Simple Models vs. Experts. The Case of GDP Growth Prediction
How do simple predictions models fare against experts when applied to GDP growth rates?
Each year in November, the German Council of Economic Experts publishes a report on the country’s economic situation, containing also a forecast of real GDP growth for the following year. Since its establishment in 1963, the council has had a considerable impact on economic policy, with its members being dubbed as “economic sages”. How do the sages’ forecasts hold up when compared to actual GDP growth rates, and can they beat simple prediction models?
I will compare the expert forecasts of annual GDP growth from 2010 to 2025 against predictions based on i) a simple historical mean, ii) a 3-year moving average, and iii) an OLS autoregression of each years GDP growth on 3 lags, using data from a rolling 10-year window. Unlike the expert forecasts that build on additional data and domain knowledge, these predictive models are exclusively based on time series data of the dependent variable alone and can reasonably be expected to perform worse.
The figure below shows actual GDP growth (in % of previous year) and forecasted growth according to each method. On a side note, R packages flexdashboard, plotly, and crosstalk allow you to create Shiny-like dashboards - without Shiny. However, as the R Markdown document is simply knit to a static HTML file, the dashboard lacks Shiny’s reactivity, meaning it is limited to displaying existing data and can’t generate any new data. For our purposes here, that’s perfectly sufficient.
As we can see, none of the forecast methods are very accurate, although some do fare better than others. The Covid-19-induced downturn in 2020 was of course absolutely unpredictable for all models, but it exhibits a particular risk associated with using recent lags for prediction, such as with the 3-year moving average and autoregression: If an unpredicted downturn is immediately followed by growth, as is often the case, these models will still predict a downturn. Especially the autoregression also exhibits some dramatical positive overshoots, compensating for the preceding downturns (2008 financial crisis, Covid-19 pandemic) by reversing to the mean and subsequently overcorrecting.
Ranked by RMSE, the experts indeed performed best, followed very closely by the historical mean, with the moving average further behind and the autoregression coming in last.
| Metric | Experts | Historical mean | 3-year MA | AR(3) |
|---|---|---|---|---|
| RMSE | 1.8 | 2.0 | 2.6 | 5.4 |
| Hit rate | 5/15 | 4/15 | 1/15 | 3/15 |
In other words, the most complex model by far (data-driven human judgement) performed best, as might be expected, but among the time series-based prediction models, the simplest one did not only beat the (somewhat) more complex ones, it also comes very close to the winning model’s accuracy.

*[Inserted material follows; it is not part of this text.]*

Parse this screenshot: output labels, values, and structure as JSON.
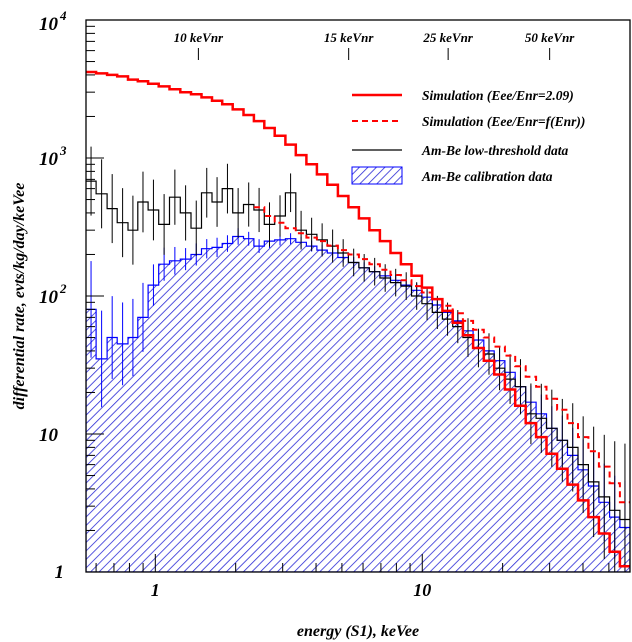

If we arbitrarily define a tolerance of +- 0.5 p.pt. to be an acceptable margin of error for a forecast, the experts still lead with five “hits”, still followed by the historical mean, while the autoregression now outperforms the moving average by two hits.
If we think about it from the perspective of some decision maker, be it a business owner or a politician, none of these odds look to good. But what really stands out is just how close the simplest method of forecasting gets to a (presumably costly) expert judgement. Experts’ domain knowledge does appear to give them a certain edge as a crisis unfolds, they accurately predicted the 2021 growth following the pandemic downturn. But it is still not enough to foresee a future crisis. In fact, the very same council, like most economists, could famously also not predict the crises of 2007 or 2011.
In summary: Forecasts of GDP growth on time series data of the dependent variable alone are generally inaccurate, but experts are barely any better. Considering the cost of experts, prediction by historical mean could be a solid option for simple one-year-ahead forecasts. But what then is the point of having an expert council, and should we listen to them as much as we do? Perhaps this shows the need for an advisory institution with a more critical view on economic affairs (and itself). It certainly illustrates how higher model complexity does not equal higher predictive accuracy.